Chris,
Refactored version looks nice.
I was thinking to suggest the same in previous review but decided there
is not a big profit for small blocks of code.
But it is obvious now that it is clearly better. :)
Thanks,
Serguei
On 4/7/20 22:15, Chris Plummer wrote:
Hello,
Please review the following:
https://bugs.openjdk.java.net/browse/JDK-8242162
http://cr.openjdk.java.net/~cjplummer/8242162/webrev.00
http://cr.openjdk.java.net/~cjplummer/8242162/webrev.01
Note there are two webrevs. You can skip the first if you want. It's
the initial straight forward implementation. After that I did
refactoring, so it might be easier if you looked at webrev.00 first
without the refactoring, but I will be pushing webrev.01.
[Serguei, regarding the refactoring you suggested, I didn't find it
was worth doing for the execution of the commands since there are 4 of
them, and they all have subtle differences that makes it hard to
refactor in a productive way. I did refactor comparing the lists and
counting the lists.]
Regarding the change in LingeredAppSysProps.java, I ran into an issue
when I added the clhsdb test. I was suddenly seeing an extra property.
It was user.timezone. I did some research and found that user.timezone
is kind of special. If not set on the command line it will not be
created until someone calls TimeZone.getDefault().

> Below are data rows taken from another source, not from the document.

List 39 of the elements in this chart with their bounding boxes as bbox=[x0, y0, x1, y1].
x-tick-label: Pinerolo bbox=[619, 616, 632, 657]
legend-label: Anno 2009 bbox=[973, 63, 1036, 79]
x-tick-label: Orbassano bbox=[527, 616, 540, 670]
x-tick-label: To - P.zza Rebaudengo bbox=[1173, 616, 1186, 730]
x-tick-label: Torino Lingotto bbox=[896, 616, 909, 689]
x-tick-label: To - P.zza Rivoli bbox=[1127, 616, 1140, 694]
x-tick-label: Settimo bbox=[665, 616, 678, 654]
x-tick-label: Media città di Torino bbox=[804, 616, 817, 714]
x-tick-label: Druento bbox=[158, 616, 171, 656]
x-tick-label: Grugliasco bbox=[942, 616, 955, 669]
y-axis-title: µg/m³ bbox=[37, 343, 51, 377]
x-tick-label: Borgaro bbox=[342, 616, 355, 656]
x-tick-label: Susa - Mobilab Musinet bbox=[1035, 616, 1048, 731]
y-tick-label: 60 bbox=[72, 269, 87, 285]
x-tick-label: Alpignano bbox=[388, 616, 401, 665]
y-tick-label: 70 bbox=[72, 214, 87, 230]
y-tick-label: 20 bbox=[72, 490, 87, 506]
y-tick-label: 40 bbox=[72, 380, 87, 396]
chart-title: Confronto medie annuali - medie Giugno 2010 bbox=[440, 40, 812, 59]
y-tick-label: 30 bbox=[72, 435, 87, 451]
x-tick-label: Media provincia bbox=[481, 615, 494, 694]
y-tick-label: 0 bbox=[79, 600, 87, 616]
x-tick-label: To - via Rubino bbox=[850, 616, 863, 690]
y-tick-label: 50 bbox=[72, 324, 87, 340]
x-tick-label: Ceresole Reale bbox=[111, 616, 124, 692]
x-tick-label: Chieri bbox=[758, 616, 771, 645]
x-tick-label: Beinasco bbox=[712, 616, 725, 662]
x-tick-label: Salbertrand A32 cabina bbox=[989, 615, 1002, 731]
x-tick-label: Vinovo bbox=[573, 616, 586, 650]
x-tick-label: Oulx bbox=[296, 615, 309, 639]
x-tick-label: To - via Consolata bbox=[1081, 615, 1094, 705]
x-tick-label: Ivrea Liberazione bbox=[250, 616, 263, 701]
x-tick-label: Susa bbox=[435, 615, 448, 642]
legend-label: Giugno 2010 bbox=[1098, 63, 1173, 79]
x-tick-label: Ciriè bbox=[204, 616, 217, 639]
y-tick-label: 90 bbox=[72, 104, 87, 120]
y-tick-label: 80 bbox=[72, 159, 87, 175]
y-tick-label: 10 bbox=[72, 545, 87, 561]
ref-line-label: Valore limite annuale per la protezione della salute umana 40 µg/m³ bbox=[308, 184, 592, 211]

What’s interesting
is that when using the Attach API to get the sysprops (using jinfo or
jcmd), the first time you do this you don’t get back user.timezone,
but repeat the command and you do. Somehow the first time the command
is executed it triggers the initialization of user.timezone, but only
after the sysprops result was generated. So in the test
LingeredAppSysProps.main() was printing the properties without
use.name, and so was "jhsdb jinfo" and "jinfo". But the last "jinfo"
command triggered the initialization of user.timezone, so it turned up
in the subsequent run of "clhsdb sysprops", and thus the count in that
list was one higher than the rest. By forcing the initialization of
user.timezone at the start of LingeredAppSysProps.main(), now
user.timezone shows up in all 4 lists.